O comunicado também acrescentou a “condição-chave” de Moscou para evitar uma escalada maior do conflito: que aliados estrangeiros da Ucrânia “encerrem completamente” a ajuda militar e o compartilhamento de inteligência. Líderes europeus temem que essa exigência produza um cenário em que a Rússia possa se rearmar para atacar após o fim do cessar-fogo, enquanto a Ucrânia ficaria incapaz de preparar uma defesa.
O texto do Kremlin afirma ainda que Putin “respondeu construtivamente” à proposta de um possível cessar-fogo marítimo, e que mais negociações sobre essa questão estão previstas.

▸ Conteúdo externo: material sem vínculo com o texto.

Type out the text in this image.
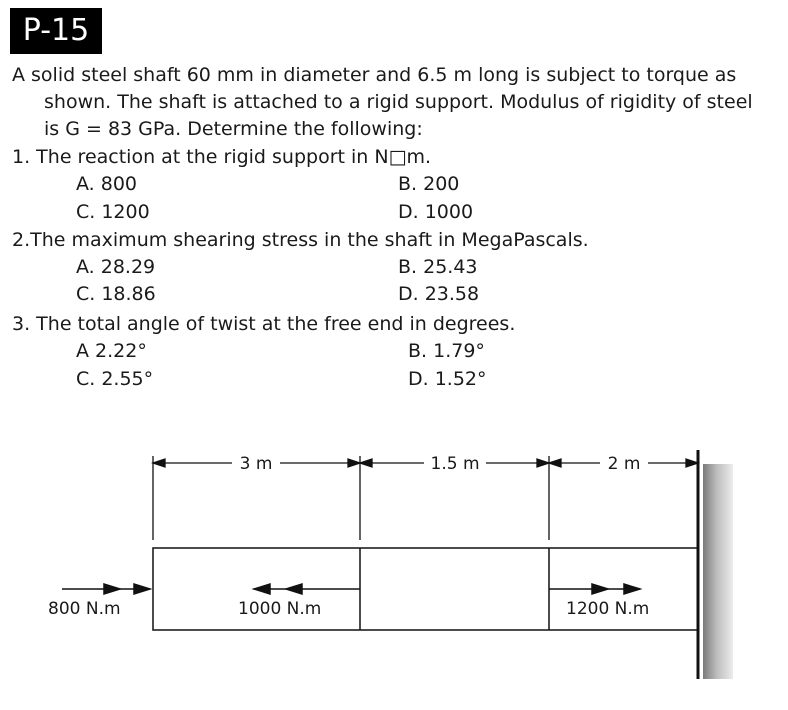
P-15
A solid steel shaft 60 mm in diameter and 6.5 m long is subject to torque as
shown. The shaft is attached to a rigid support. Modulus of rigidity of steel
is G = 83 GPa. Determine the following:
1. The reaction at the rigid support in N□m.
A. 800	B. 200
C. 1200	D. 1000
2.The maximum shearing stress in the shaft in MegaPascals.
A. 28.29	B. 25.43
C. 18.86	D. 23.58
3. The total angle of twist at the free end in degrees.
A 2.22°	B. 1.79°
C. 2.55°	D. 1.52°
3 m	1.5 m	2 m
800 N.m	1000 N.m	1200 N.m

A declaração conclui que o líder russo informou Trump sobre os planos para uma troca de 175 prisioneiros de guerra de cada lado com a Ucrânia, e “como um gesto de boa vontade” uma nova libertação de 23 soldados ucranianos “gravemente feridos”. (Curiosamente, a declaração russa contém uma passagem sobre uma ideia apresentada por Putin de “organizar partidas de hóquei nos Estados Unidos e na Rússia” entre jogadores russos e americanos de suas respectivas ligas nacionais.)
Em resumo, Trump e Putin concordaram com uma interrupção limitada nos ataques aéreos, mas parece que o americano não conseguiu pressionar seu colega para um cessar-fogo mais amplo, que incluiria operações militares terrestres e marítimas. O formato acordado — com foco na infraestrutura de energia e mais conversas sobre a interrupção das hostilidades no mar — está mais próximo da proposta original feita por Zelensky.